Traduction anglaise par seal

Traduction française par Tian Wangzi


Je t’attendrai, qu’importe ce qui arrivera.

Je continuerai à t’attendre, qu’importe le temps que ça prendra.


Gu Mang regarda d’un air abasourdi cet homme, hésitant et sur ses gardes, la confusion et l’étonnement galopant dans ses yeux.

Au final, il fit un pas en avant, tentant de lever la main pour toucher le cou de Mo Xi.

Mo Xi leva la tête, le fixant de ses yeux légèrement sertis de rouge.

Sa respiration était plutôt lourde à cause de ses turbulentes émotions; le devant de ses robes était légèrement ouvert, et le talisman en lotus sur son cou se levait et redescendait, suivant les pulsations de son artère.
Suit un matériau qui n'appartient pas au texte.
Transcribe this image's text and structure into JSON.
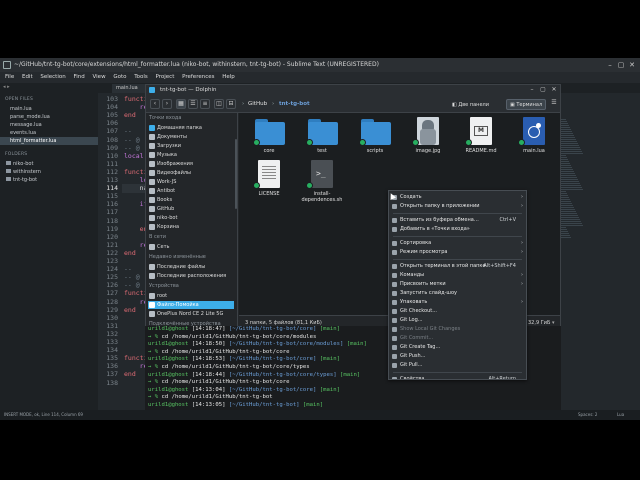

Malgré le fait qu’il était évidemment une personne n’ayant jamais pratiqué les arts démoniaques, son expression à ce moment n’était pas différente de celle d’une bête.

« Qu’est-ce que tu fais? »

« Je… » Gu Mang tremblait de peur. « Mais je… te reconnais pas… »

« …… »

« Pourquoi tu as aussi… »

Mo Xi sentit soudainement un éclat de douleur; son ego et sa haine le firent réagir avec une telle cruauté qu’il frappa sa main pour la repousser en disant sévèrement : « …Je n’ai jamais eu besoin de ce genre de chose, c’est toi qui as insisté pour le mettre. »

« …… » Gu Mang leva la tête et observa cet homme dont la rationalité s’était effondrée.

Dans la remise faiblement éclairée où personne ne pouvait les espionner, devant Gu Mang, un adulte comme Xihe-jun perdait le contrôle comme s’il était un jeune adolescent.

« N’était-ce pas toujours toi? » La poitrine de Mo Xi gronda, le coin de ses yeux légèrement rouge. « C’est toi qui m’as provoqué, qui es venu me trouver… »

Pour le meilleur.
Pour le pire.
Dans la richesse ou la pauvre, qu’importe ce que le futur nous réserve.

C’est toujours toi qui m’approchais en souriant joyeusement.

« C’est toi qui m’as fait croire… »

Croire que sur cette terre, il existait encore une amitié qui se contrefichait de tout le reste, il existait encore quelqu’un de profondément gentil envers les autres sans se soucier de la réciprocité.

Croire que dans ce monde mortel, il y avait encore la pure vertu, la sincérité, ainsi que la loyauté inébranlable envers un pays sans regret même après la mort.

« C’est toi qui m’as ramené… »

Mo Xi avait vraiment perdu l’esprit. Il s’était réprimé pendant si longtemps, il avait attendu si longtemps, attendu jusqu’à ce jour; n’était-ce pas pour juste obtenir un mot de vérité de la part de Gu Mang?

Il voulait juste voir ce que Gu Mang avait vraiment gardé dans son cœur…

Pourquoi ne pouvait-il pas avoir le moindre apaisement?

Il avait été trompé, abandonné et trahi par lui.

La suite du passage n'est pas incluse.